Wednesday, October 29, 2008

Urban Crop Circles

How come only this one season has two names? I know that the official name is Autumn, and we call it "Fall" because the leaves fall off the trees. But why don't we call Spring "Bud" because the leaves reappear? Or summer "Clog" because the leaves and grass clippings get caught in the outdoor swimming pool filters?

And why is there an "Old Man Winter", but no other seasonal personifications? It's not fair that only the coldest time of year gets a mascot. But I guess if Obama gets elected, he'll make sure that Old Man Winter gets divided up into 4 fair and equal pieces -- which would mean that each season will be represented by a sullen seasonal teenager. "Young Man Fall" would be all, like, "Dude, why are you always on my case about cleaning up these leaves? A few piles of biodegradable plant matter never hurt nobody. You are SO totally uptight, man."

Iconic mascotry issues aside, you have to admit that this has been a particularly beautiful autumn. The weather has been mild, the trees have retained their color, and it's not going to snow on Halloween for once. And perhaps it is merely a side effect of the upcoming spooky holiday, but as the saying goes, "strange things are afoot at the Circle-K".

[Insert spooky music here.]

When I came home from work the other day, the sidewalks outside my condo were covered ankle deep in crunchy leaves. Nothing particularly odd about that -- after all, we do have a bunch of trees next to the building. But the next morning when I left for my workout, the sidewalks were completely bare...except for one perfectly conical pile of leaves right in front of my neighbor's car. Obviously, an alien spacecraft had landed in our parking lot and used advanced magnetic and/or antigravity technology to gather the fallen foliage into a beautifully symmetrical pile, most likely in an attempt to communicate to those of us whom they have yet to abduct and probe. I was already running late for workout, so I didn't have time to do a thorough investigation, but I do intend to ask the neighbors if anyone noticed any cattle mutilations in the area. (That would prove the alien visitation theory beyond any doubt, especially since we don't have any cows within miles of the place.)

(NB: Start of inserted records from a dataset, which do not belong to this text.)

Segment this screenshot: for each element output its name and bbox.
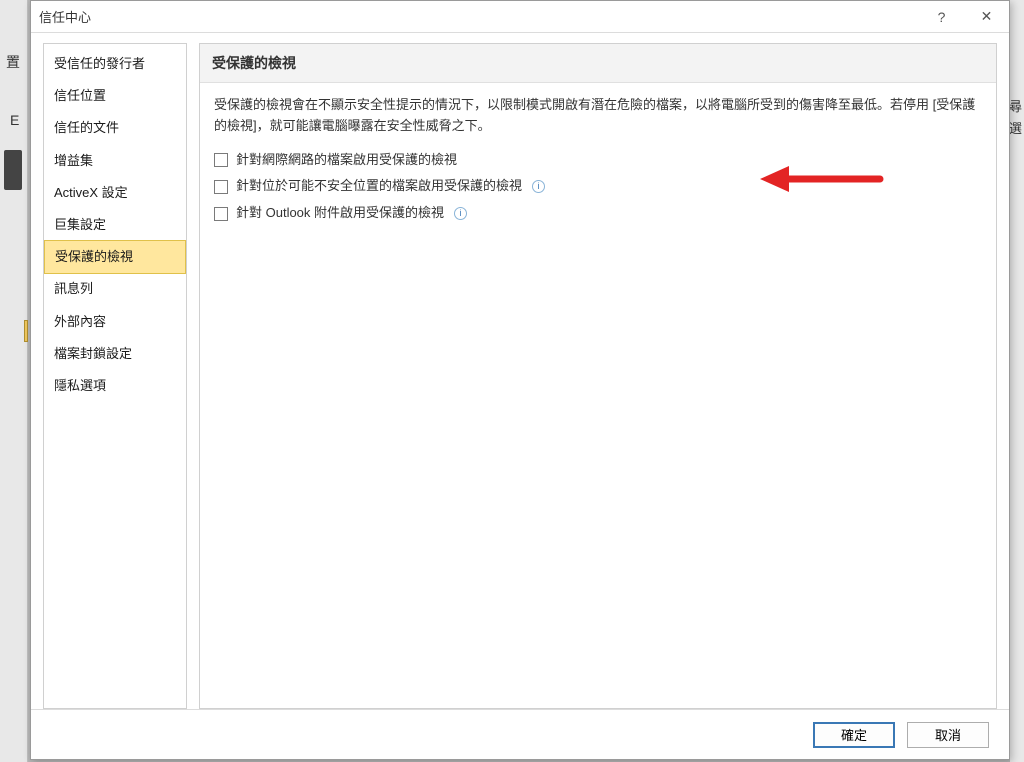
sidebar-item-label: 外部內容 xyxy=(54,314,106,329)
checkbox-row-internet-files: 針對網際網路的檔案啟用受保護的檢視 xyxy=(214,147,982,174)
checkbox-row-unsafe-locations: 針對位於可能不安全位置的檔案啟用受保護的檢視 i xyxy=(214,173,982,200)
help-button[interactable]: ? xyxy=(919,2,964,32)
sidebar-item-external-content[interactable]: 外部內容 xyxy=(44,306,186,338)
section-description: 受保護的檢視會在不顯示安全性提示的情況下，以限制模式開啟有潛在危險的檔案，以將電… xyxy=(214,95,982,137)
help-icon: ? xyxy=(938,9,946,25)
section-title: 受保護的檢視 xyxy=(200,44,996,83)
sidebar-item-trusted-publishers[interactable]: 受信任的發行者 xyxy=(44,48,186,80)
checkbox-unsafe-locations[interactable] xyxy=(214,180,228,194)
dialog-body: 受信任的發行者 信任位置 信任的文件 增益集 ActiveX 設定 巨集設定 受… xyxy=(31,33,1009,709)
sidebar-item-label: 隱私選項 xyxy=(54,378,106,393)
sidebar-item-trusted-locations[interactable]: 信任位置 xyxy=(44,80,186,112)
checkbox-internet-files[interactable] xyxy=(214,153,228,167)
checkbox-outlook-attachments[interactable] xyxy=(214,207,228,221)
sidebar-item-label: 信任位置 xyxy=(54,88,106,103)
bg-decor xyxy=(4,150,22,190)
bg-text: 置 xyxy=(6,52,20,72)
sidebar-item-label: 增益集 xyxy=(54,153,93,168)
bg-text: 尋 xyxy=(1009,96,1022,115)
sidebar-item-label: 信任的文件 xyxy=(54,120,119,135)
sidebar-item-label: 受信任的發行者 xyxy=(54,56,145,71)
info-icon[interactable]: i xyxy=(454,207,467,220)
trust-center-dialog: 信任中心 ? ✕ 受信任的發行者 信任位置 信任的文件 增益集 ActiveX … xyxy=(30,0,1010,760)
dialog-title: 信任中心 xyxy=(39,7,919,26)
background-left-strip: 置 E xyxy=(0,0,28,762)
sidebar-item-label: ActiveX 設定 xyxy=(54,185,128,200)
bg-decor xyxy=(24,320,28,342)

Come to think of it, I do remember seeing mysterious lights flashing through my window blinds during the night. I guess I assumed that they were from cars driving into the parking lot...but then I remembered that Richard Dreyfuss made the same erroneous assumption right before he got sunburned and started sculpting mashed potatoes. Now I'm convinced that they were from a flying saucer.

One skeptic suggested that the pile might have been created by someone with a leaf blower. But I'd have heard that, wouldn't I? Likewise, I'm pretty sure I'd have noticed somebody raking the sidewalk during the night. The sole noise I heard during the night was the wind, and only a complete moron would believe that a wind vortex caused by the configuration of the carport and apartment entryways could create such a large leaf cone all by itself. No -- it had to be aliens.

I'm not trying to alarm you, but I will ask you to be vigilant. It goes without saying that you should always watch the skies, but this Halloween, I think you should also be especially careful on the sidewalks, too. If any trick-or-treaters start making piles of leaves...or even if they just look like an extra-terrestrial with a sheet over his head, call the FBI. Ask for Mulder.